Up until recently I had severe disk IO issues on our SQL server. About 2 weeks ago we upgraded the RAID and all of our performance related issues and disk IO is now well below normal thresholds. When we had the disk IO issues I would constantly see entries in the SolarWinds.Net log file that showed the following message for either SWService or AlertingEngine
Event 4001
Service was unable to open new database connection when requested.
Exception Timeout expired. The timeout period elapsed prior to obtaining a connection from the pool. This may have occurred because all pooled connections were in use and max pool size was reached.
I always dismissed it due to the IO constraints and expected it to go away once IO was no longer an issue.

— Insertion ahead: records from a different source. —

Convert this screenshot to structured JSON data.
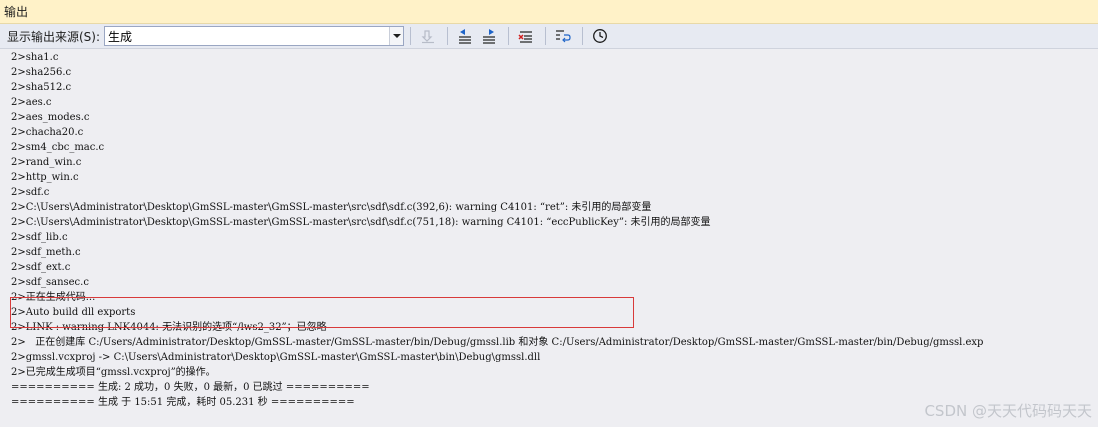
{
  "window": {
    "title": "输出"
  },
  "toolbar": {
    "source_label": "显示输出来源(S):",
    "source_value": "生成",
    "buttons": [
      {
        "name": "find-message-icon",
        "enabled": false
      },
      {
        "name": "previous-message-icon",
        "enabled": true
      },
      {
        "name": "next-message-icon",
        "enabled": true
      },
      {
        "name": "clear-all-icon",
        "enabled": true
      },
      {
        "name": "toggle-word-wrap-icon",
        "enabled": true
      },
      {
        "name": "timestamp-clock-icon",
        "enabled": true
      }
    ]
  },
  "output": {
    "lines": [
      "2>sha1.c",
      "2>sha256.c",
      "2>sha512.c",
      "2>aes.c",
      "2>aes_modes.c",
      "2>chacha20.c",
      "2>sm4_cbc_mac.c",
      "2>rand_win.c",
      "2>http_win.c",
      "2>sdf.c",
      "2>C:\\Users\\Administrator\\Desktop\\GmSSL-master\\GmSSL-master\\src\\sdf\\sdf.c(392,6): warning C4101: “ret”: 未引用的局部变量",
      "2>C:\\Users\\Administrator\\Desktop\\GmSSL-master\\GmSSL-master\\src\\sdf\\sdf.c(751,18): warning C4101: “eccPublicKey”: 未引用的局部变量",
      "2>sdf_lib.c",
      "2>sdf_meth.c",
      "2>sdf_ext.c",
      "2>sdf_sansec.c",
      "2>正在生成代码...",
      "2>Auto build dll exports",
      "2>LINK : warning LNK4044: 无法识别的选项“/lws2_32”；已忽略",
      "2>   正在创建库 C:/Users/Administrator/Desktop/GmSSL-master/GmSSL-master/bin/Debug/gmssl.lib 和对象 C:/Users/Administrator/Desktop/GmSSL-master/GmSSL-master/bin/Debug/gmssl.exp",
      "2>gmssl.vcxproj -> C:\\Users\\Administrator\\Desktop\\GmSSL-master\\GmSSL-master\\bin\\Debug\\gmssl.dll",
      "2>已完成生成项目“gmssl.vcxproj”的操作。",
      "========== 生成: 2 成功，0 失败，0 最新，0 已跳过 ==========",
      "========== 生成 于 15:51 完成，耗时 05.231 秒 =========="
    ]
  },
  "watermark": "CSDN @天天代码码天天"
}
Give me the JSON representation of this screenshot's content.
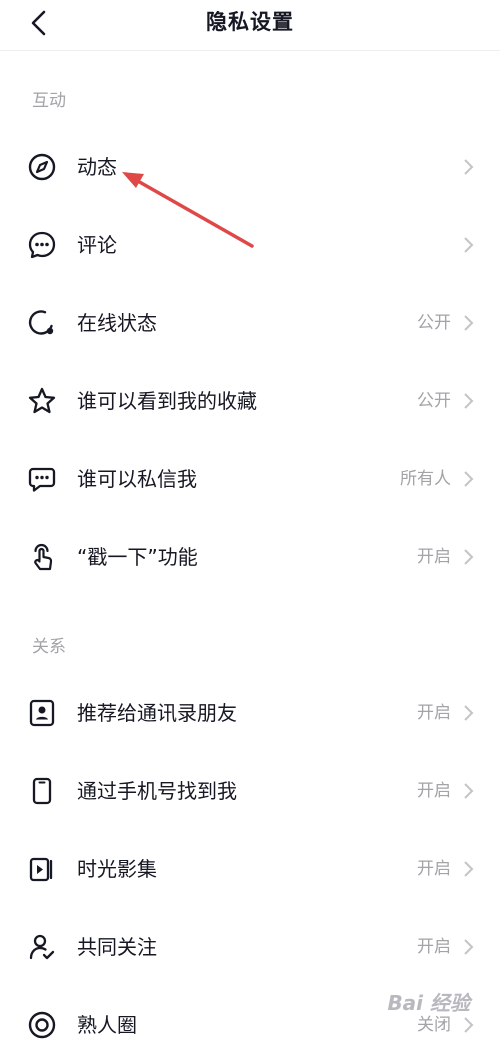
{
  "header": {
    "title": "隐私设置"
  },
  "sections": [
    {
      "title": "互动"
    },
    {
      "title": "关系"
    }
  ],
  "items": [
    {
      "label": "动态",
      "value": ""
    },
    {
      "label": "评论",
      "value": ""
    },
    {
      "label": "在线状态",
      "value": "公开"
    },
    {
      "label": "谁可以看到我的收藏",
      "value": "公开"
    },
    {
      "label": "谁可以私信我",
      "value": "所有人"
    },
    {
      "label": "“戳一下”功能",
      "value": "开启"
    },
    {
      "label": "推荐给通讯录朋友",
      "value": "开启"
    },
    {
      "label": "通过手机号找到我",
      "value": "开启"
    },
    {
      "label": "时光影集",
      "value": "开启"
    },
    {
      "label": "共同关注",
      "value": "开启"
    },
    {
      "label": "熟人圈",
      "value": "关闭"
    }
  ],
  "icons": [
    "compass-icon",
    "comment-bubble-icon",
    "online-status-icon",
    "star-icon",
    "message-icon",
    "tap-hand-icon",
    "contact-card-icon",
    "phone-icon",
    "photo-album-icon",
    "person-check-icon",
    "circle-target-icon"
  ],
  "watermark": {
    "text": "Bai 经验"
  },
  "colors": {
    "annotation_arrow": "#e04848",
    "secondary_text": "#a3a3a8"
  }
}
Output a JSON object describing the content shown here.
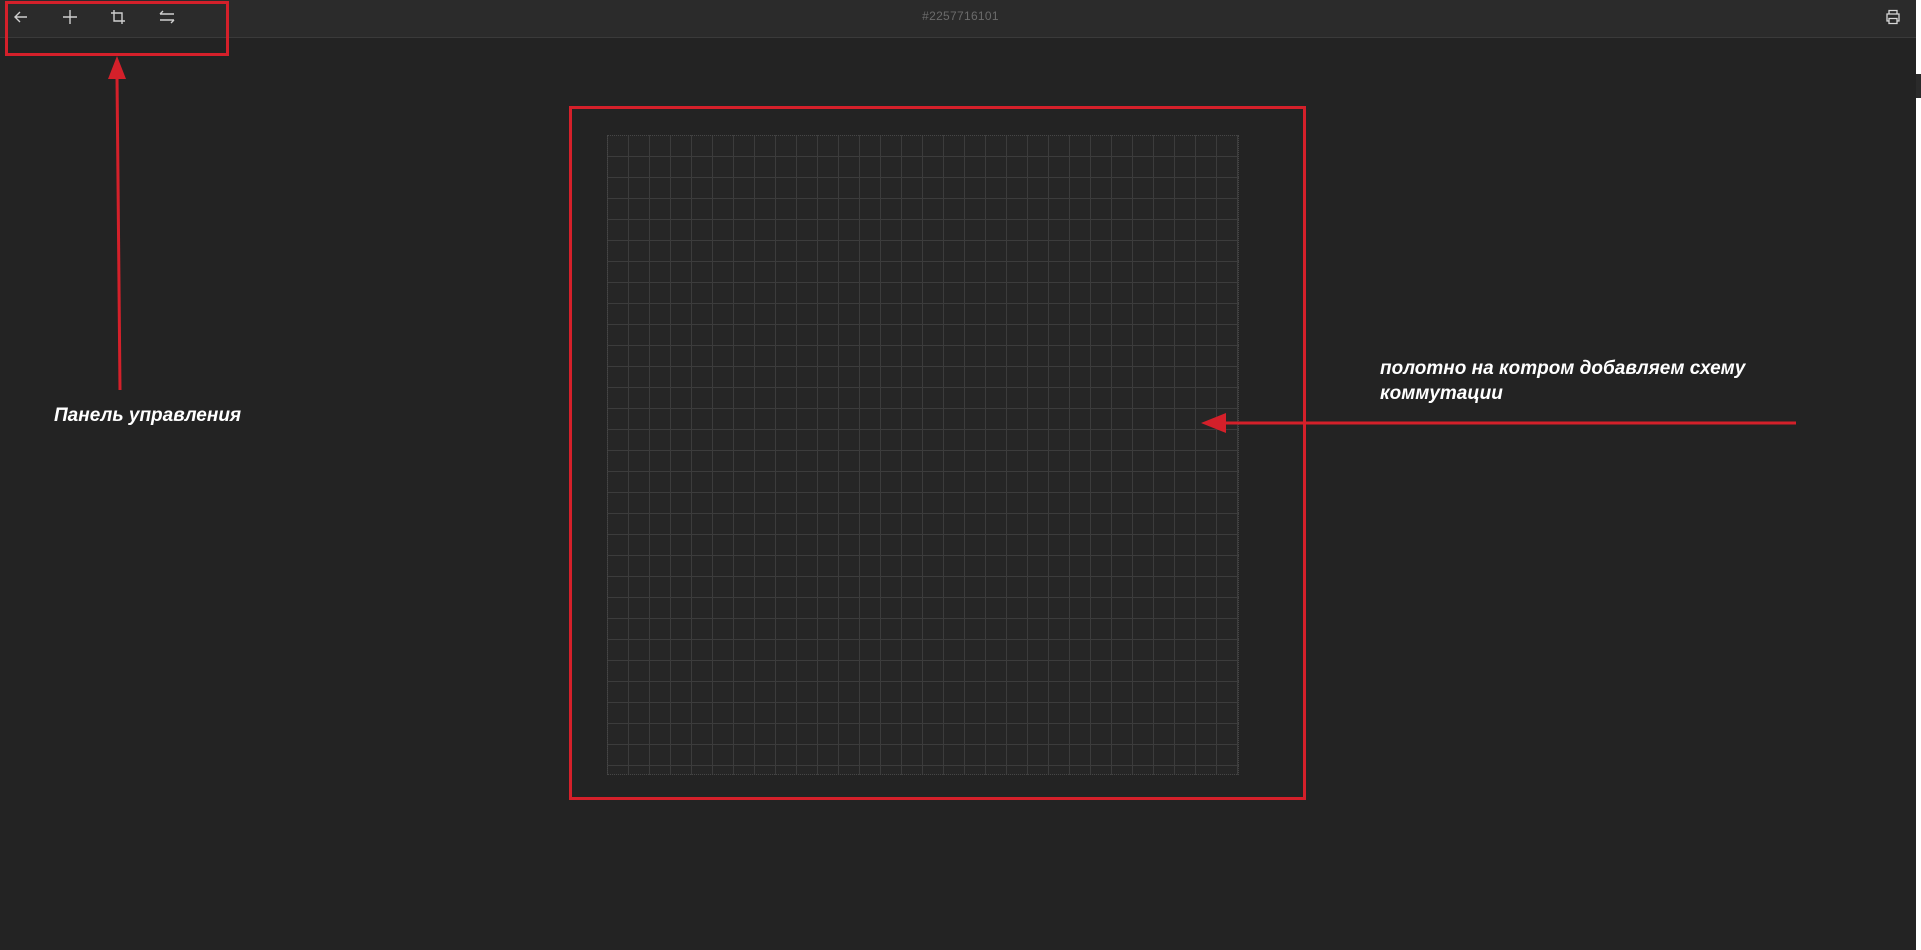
{
  "toolbar": {
    "buttons": [
      {
        "name": "back",
        "icon": "arrow-left-icon"
      },
      {
        "name": "add",
        "icon": "plus-icon"
      },
      {
        "name": "crop",
        "icon": "crop-icon"
      },
      {
        "name": "swap",
        "icon": "swap-arrows-icon"
      }
    ],
    "print_icon": "printer-icon"
  },
  "header": {
    "doc_id": "#2257716101"
  },
  "annotations": {
    "control_panel_label": "Панель управления",
    "canvas_label": "полотно на котром добавляем схему коммутации",
    "color": "#d4202a"
  },
  "canvas": {
    "grid_color": "#3c3c3c",
    "background": "#232323"
  }
}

Once the RAID was installed these messages ceased on my additional polling engines and on my primary polling engine I no longer get that event in relation to SWService but I still get it several times a day on the alerting engine.

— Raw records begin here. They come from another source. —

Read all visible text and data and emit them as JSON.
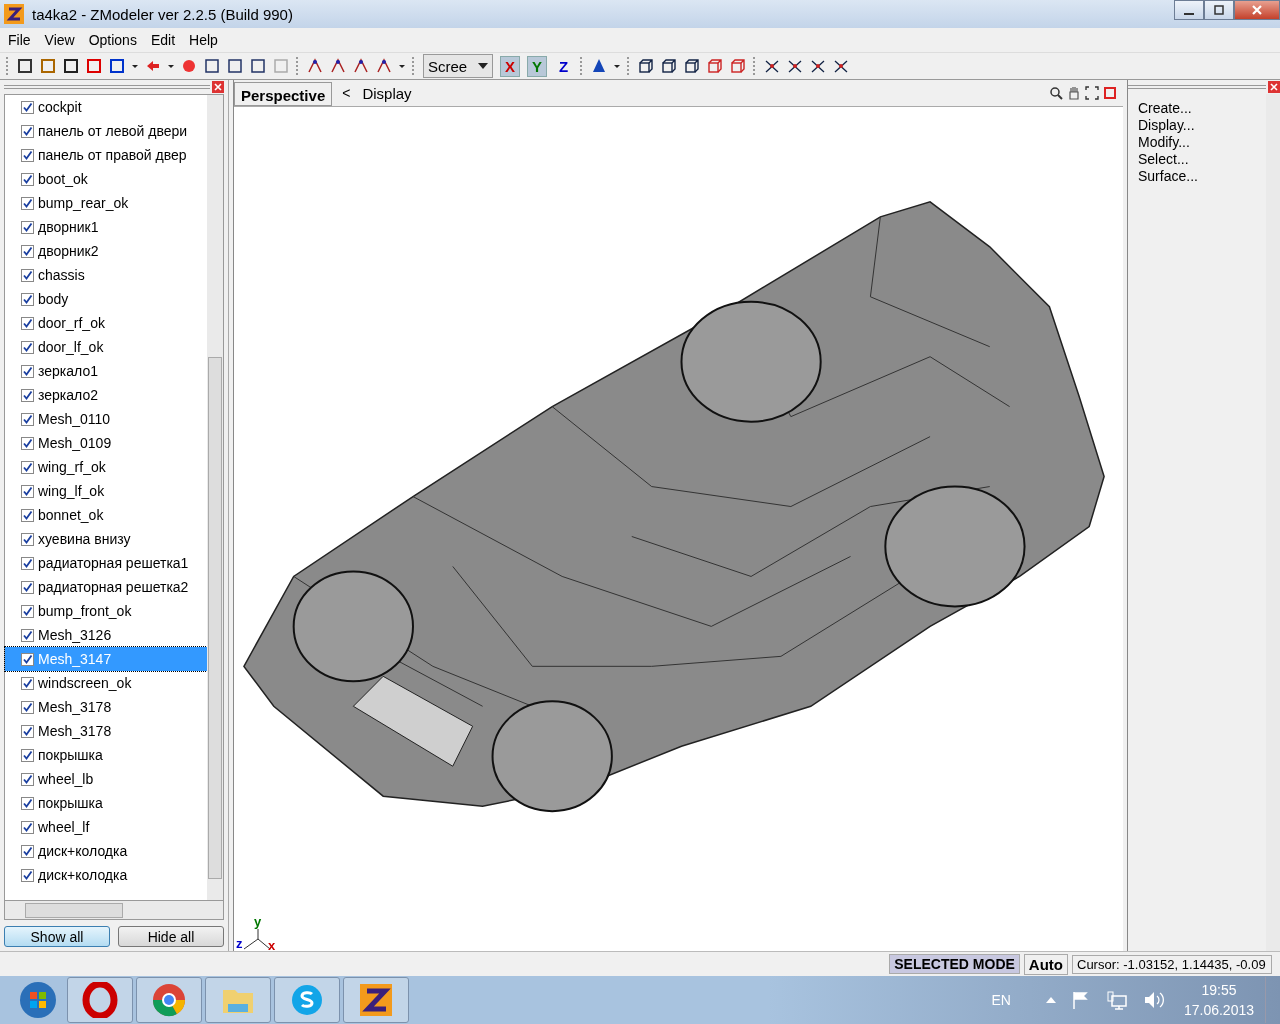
{
  "window": {
    "title": "ta4ka2 - ZModeler ver 2.2.5 (Build 990)"
  },
  "menu": [
    "File",
    "View",
    "Options",
    "Edit",
    "Help"
  ],
  "toolbar": {
    "dropdown": {
      "value": "Scree"
    },
    "axes": [
      {
        "label": "X",
        "selected": true,
        "color": "#cc0000"
      },
      {
        "label": "Y",
        "selected": true,
        "color": "#007700"
      },
      {
        "label": "Z",
        "selected": false,
        "color": "#0000cc"
      }
    ]
  },
  "objects": [
    {
      "name": "cockpit",
      "visible": true,
      "selected": false
    },
    {
      "name": "панель от левой двери",
      "visible": true,
      "selected": false
    },
    {
      "name": "панель от правой двер",
      "visible": true,
      "selected": false
    },
    {
      "name": "boot_ok",
      "visible": true,
      "selected": false
    },
    {
      "name": "bump_rear_ok",
      "visible": true,
      "selected": false
    },
    {
      "name": "дворник1",
      "visible": true,
      "selected": false
    },
    {
      "name": "дворник2",
      "visible": true,
      "selected": false
    },
    {
      "name": "chassis",
      "visible": true,
      "selected": false
    },
    {
      "name": "body",
      "visible": true,
      "selected": false
    },
    {
      "name": "door_rf_ok",
      "visible": true,
      "selected": false
    },
    {
      "name": "door_lf_ok",
      "visible": true,
      "selected": false
    },
    {
      "name": "зеркало1",
      "visible": true,
      "selected": false
    },
    {
      "name": "зеркало2",
      "visible": true,
      "selected": false
    },
    {
      "name": "Mesh_0110",
      "visible": true,
      "selected": false
    },
    {
      "name": "Mesh_0109",
      "visible": true,
      "selected": false
    },
    {
      "name": "wing_rf_ok",
      "visible": true,
      "selected": false
    },
    {
      "name": "wing_lf_ok",
      "visible": true,
      "selected": false
    },
    {
      "name": "bonnet_ok",
      "visible": true,
      "selected": false
    },
    {
      "name": "хуевина внизу",
      "visible": true,
      "selected": false
    },
    {
      "name": "радиаторная решетка1",
      "visible": true,
      "selected": false
    },
    {
      "name": "радиаторная решетка2",
      "visible": true,
      "selected": false
    },
    {
      "name": "bump_front_ok",
      "visible": true,
      "selected": false
    },
    {
      "name": "Mesh_3126",
      "visible": true,
      "selected": false
    },
    {
      "name": "Mesh_3147",
      "visible": true,
      "selected": true
    },
    {
      "name": "windscreen_ok",
      "visible": true,
      "selected": false
    },
    {
      "name": "Mesh_3178",
      "visible": true,
      "selected": false
    },
    {
      "name": "Mesh_3178",
      "visible": true,
      "selected": false
    },
    {
      "name": "покрышка",
      "visible": true,
      "selected": false
    },
    {
      "name": "wheel_lb",
      "visible": true,
      "selected": false
    },
    {
      "name": "покрышка",
      "visible": true,
      "selected": false
    },
    {
      "name": "wheel_lf",
      "visible": true,
      "selected": false
    },
    {
      "name": "диск+колодка",
      "visible": true,
      "selected": false
    },
    {
      "name": "диск+колодка",
      "visible": true,
      "selected": false
    }
  ],
  "object_buttons": [
    {
      "label": "Show all",
      "selected": true
    },
    {
      "label": "Hide all",
      "selected": false
    }
  ],
  "viewport": {
    "tab": "Perspective",
    "panel_toggle": "<",
    "panel_label": "Display",
    "axis_labels": [
      {
        "label": "y",
        "color": "#007700"
      },
      {
        "label": "z",
        "color": "#0000cc"
      },
      {
        "label": "x",
        "color": "#cc0000"
      }
    ]
  },
  "command_panel": {
    "items": [
      "Create...",
      "Display...",
      "Modify...",
      "Select...",
      "Surface..."
    ]
  },
  "status_bar": {
    "mode": "SELECTED MODE",
    "snap": "Auto",
    "cursor": "Cursor: -1.03152, 1.14435, -0.09"
  },
  "taskbar": {
    "language": "EN",
    "time": "19:55",
    "date": "17.06.2013"
  }
}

I opened a case with SW and one of the preliminary suggestions was to modify the SWNetPerfMon.db file to increase the connection timeout. I have no issue with taking this step but I do have a few concerns.

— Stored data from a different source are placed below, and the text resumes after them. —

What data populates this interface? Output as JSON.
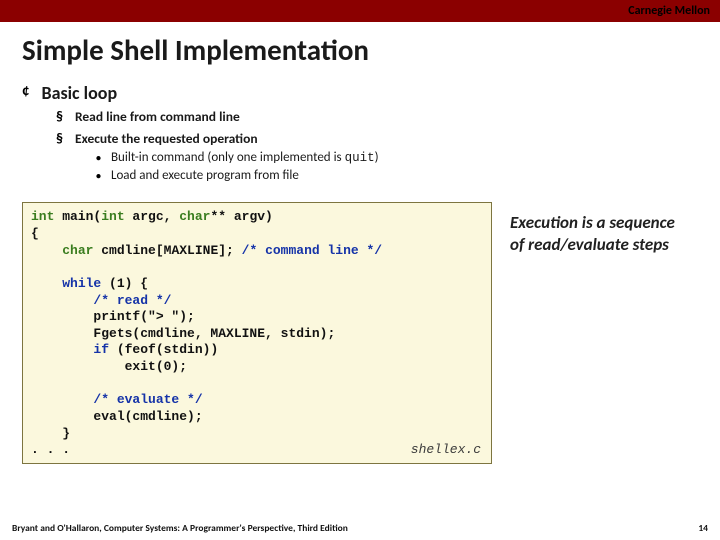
{
  "header": {
    "org": "Carnegie Mellon"
  },
  "title": "Simple Shell Implementation",
  "bullets": {
    "l1": "Basic loop",
    "l2a": "Read line from command line",
    "l2b": "Execute the requested operation",
    "l3a_pre": "Built-in command (only one implemented is ",
    "l3a_code": "quit",
    "l3a_post": ")",
    "l3b": "Load and execute program from file"
  },
  "code": {
    "l01a": "int",
    "l01b": " main(",
    "l01c": "int",
    "l01d": " argc, ",
    "l01e": "char",
    "l01f": "** argv)",
    "l02": "{",
    "l03a": "    ",
    "l03b": "char",
    "l03c": " cmdline[MAXLINE]; ",
    "l03d": "/* command line */",
    "l05a": "    ",
    "l05b": "while",
    "l05c": " (1) {",
    "l06": "        /* read */",
    "l07": "        printf(\"> \");",
    "l08": "        Fgets(cmdline, MAXLINE, stdin);",
    "l09a": "        ",
    "l09b": "if",
    "l09c": " (feof(stdin))",
    "l10": "            exit(0);",
    "l12": "        /* evaluate */",
    "l13": "        eval(cmdline);",
    "l14": "    }",
    "l15": ". . .",
    "filename": "shellex.c"
  },
  "sidenote": "Execution is a sequence of read/evaluate steps",
  "footer": {
    "credit": "Bryant and O'Hallaron, Computer Systems: A Programmer's Perspective, Third Edition",
    "page": "14"
  },
  "chart_data": null
}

Why would the alerting engine alone be having timeouts where no other aspect of the system is? If my DB is having timeout issues I would expect to see this across the board in all my polling engines (not specifically the Alerting Engine error as that is unique to the primary poller where alerting resides). I also would expect to see problems on my poller other than just the alerting engine.
If I make these changes should I do them on all three pollers?
Will these changes remain throughout upgrades/patches/hotfixes etc or will I always have to reapply the settings.
I have asked these questions of support and am waiting a response but I thought I'd throw it out to the community for further input.